Le escuchaba boquiabierto ese ‘todo Madrid’ que siempre se deja ver en las ocasiones que presume importantes. Estaban los constructores de rigor y con bigote como Del Rivero el de Sacyr, adeudados promotores inmobiliarios como Fernando Martín, más conocido por su sobrenombre futbolístico de El Breve, viejas glorias de la banca como Sánchez Asiaín, amigos navieros del estilazo y el nivelón de Fefé Fernández Tapias, ex empresarios desmejorados como Alfonso Cortina, que en Repsol y con Aznar siempre vivió mejor, abogados liberales a más no poder como Garrigues, y altos ejecutivos como el eléctrico Sánchez Galán, que además pagaba la fiesta en el Casino que organizaba el diario ABC. Frente a ellos y ante una nutrida representación del PP, que va con la lengua fuera entre desayunos, comidas, conferencias e intervenciones de sus prohombres ante sus correspondientes comunidades de vecinos, se presentaba Alberto Ruiz-Gallardón con un objetivo: mostrar al mundo entero su disciplina de partido y su sincera admiración por Mariano Rajoy.

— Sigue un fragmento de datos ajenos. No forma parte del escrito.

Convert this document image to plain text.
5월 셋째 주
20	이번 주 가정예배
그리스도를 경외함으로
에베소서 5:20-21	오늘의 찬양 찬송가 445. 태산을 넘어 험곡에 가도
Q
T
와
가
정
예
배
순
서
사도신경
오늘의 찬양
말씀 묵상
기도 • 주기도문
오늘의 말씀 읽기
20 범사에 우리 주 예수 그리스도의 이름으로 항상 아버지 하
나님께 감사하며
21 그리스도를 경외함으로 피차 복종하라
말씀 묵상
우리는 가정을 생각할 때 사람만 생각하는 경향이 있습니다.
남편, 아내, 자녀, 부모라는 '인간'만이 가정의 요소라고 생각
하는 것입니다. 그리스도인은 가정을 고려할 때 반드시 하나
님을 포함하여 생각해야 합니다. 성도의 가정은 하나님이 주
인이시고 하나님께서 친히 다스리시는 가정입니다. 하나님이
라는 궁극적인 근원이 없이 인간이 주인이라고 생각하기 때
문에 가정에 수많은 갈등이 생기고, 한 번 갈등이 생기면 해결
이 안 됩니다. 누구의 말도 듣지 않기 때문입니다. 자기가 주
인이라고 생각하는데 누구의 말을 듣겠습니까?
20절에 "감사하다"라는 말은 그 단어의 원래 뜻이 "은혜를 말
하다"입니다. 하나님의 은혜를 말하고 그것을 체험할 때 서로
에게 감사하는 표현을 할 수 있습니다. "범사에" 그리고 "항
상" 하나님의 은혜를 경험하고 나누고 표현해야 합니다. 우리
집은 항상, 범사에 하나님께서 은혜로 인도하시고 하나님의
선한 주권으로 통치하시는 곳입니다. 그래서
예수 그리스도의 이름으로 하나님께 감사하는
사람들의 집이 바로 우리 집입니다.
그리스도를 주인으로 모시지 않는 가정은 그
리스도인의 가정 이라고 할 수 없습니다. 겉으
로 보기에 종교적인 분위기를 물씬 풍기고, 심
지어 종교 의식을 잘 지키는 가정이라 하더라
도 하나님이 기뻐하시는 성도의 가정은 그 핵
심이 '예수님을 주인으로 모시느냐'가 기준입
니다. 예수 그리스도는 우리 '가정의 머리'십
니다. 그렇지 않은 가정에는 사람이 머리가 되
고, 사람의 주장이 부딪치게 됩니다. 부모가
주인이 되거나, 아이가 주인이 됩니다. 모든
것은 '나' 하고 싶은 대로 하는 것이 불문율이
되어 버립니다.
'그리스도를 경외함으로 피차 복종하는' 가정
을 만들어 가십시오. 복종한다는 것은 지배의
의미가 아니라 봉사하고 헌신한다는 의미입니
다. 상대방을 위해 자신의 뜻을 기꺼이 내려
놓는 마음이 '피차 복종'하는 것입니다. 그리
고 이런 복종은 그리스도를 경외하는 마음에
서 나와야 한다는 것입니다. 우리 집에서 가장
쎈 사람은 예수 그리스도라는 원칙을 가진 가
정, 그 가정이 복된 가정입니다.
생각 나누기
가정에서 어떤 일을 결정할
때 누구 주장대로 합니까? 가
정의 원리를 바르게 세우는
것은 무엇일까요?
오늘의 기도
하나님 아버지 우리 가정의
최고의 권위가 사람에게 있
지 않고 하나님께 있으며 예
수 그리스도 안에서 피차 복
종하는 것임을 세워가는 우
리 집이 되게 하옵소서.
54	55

Casi lo hunde, si no lo ha hecho ya.
Y es que el alcalde no tuvo bastante con sortear con habilidad la crisis del PP y hacer un discurso apañadito para ponerse, luego, a las órdenes del timonel Rajoy. No. Gallardón tenía que lucirse, tenía que mostrar a la concurrencia que el cerebrito de la derecha no había perdido facultades. Y, por eso, ante el asombro general, se permitió el lujo de elaborar un programa de Gobierno –un discurso de investidura en opinión de un colega de la prensa- como quien rellena el 7/39 de la ONCE con el ‘boli bic’ de Chikilicuatre.
El alcalde mostró que tiene un proyecto de país, un plan o, en sus palabras, una “agenda de asuntos urgentes” que tendría que permitir que en 12 años España alcance en renta per cápita a Alemania. ¿Qué cómo se consigue? Aumentando la población, fundamentalmente con originarios nativos de la UE –“un jubilado europeo que pasa 11 meses en España equivale a 50 turistas”-, haciendo frente común social y económico con Portugal y apostando sin excusas por Iberoamérica. A su juicio, a ese gran proyecto se debe convocar a los partidos nacionalistas, dentro de una política de “planteamiento abierto”, aunque ni su rechazo ni sus trabas deberían impedir este tránsito hacia la modernidad. Según explicó el desarrollo económico favorecerá la cohesión, algo que ya se vislumbra en Cataluña, donde se habla menos de lengua y de bandera y más de ferrocarriles, metros y PIB.
Gallardón se permitió citar a Felipe González para mostrarse partidario de la energía nuclear –“un país con una dependencia energética del 85% no puede despegar”-, de un plan hidrológico que conecte las principales cuencas, del diálogo social y del actual marco institucional. Hizo aquí una defensa cerrada de la Corona y, de paso y sin citarle, le dio un mandoble al radiopredicador Losantos, que “no puede pasar por compañero de viaje del PP”.
Rajoy ya debía de andar anonadado cuando su ‘humilde’ colaborador se permitió utilizar las figuras de Aznar y Fraga para sostener que el mejor de los caminos para que el PP retorne al Gobierno es que ocupe el centro, “nuestro espacio característico”, que no podía ser un paréntesis en la historia del PP, un “centro reformista”, tolerante y “aconfesional”, alejado del conservadurismo y de las actitudes doctrinales.
Gallardón gustará o no, pero mientras desgranaba su plan cualquiera se hubiera preguntado qué tipo de miopía o de tiranía impera en el PP para que sea imposible que este hombre pueda regir alguna vez los destinos de la derecha (perdón, del centro). “No soy el tapado para ser secretario general” afirmó primero en respuesta a una de las preguntas del coloquio. “Yo no he pedido nada ni quiero nada”, manifestó a continuación. Parecía que todo estaba dicho sobre este asunto hasta que pronunció la frase final: “Eso sí, nunca he estado fuera de la colaboración que se me ha pedido por quien ha dirigido el PP”. En definitiva, que si Rajoy se lo pide será el secretario general del PP. Y Botella, alcaldesa. No todo puede ser perfecto.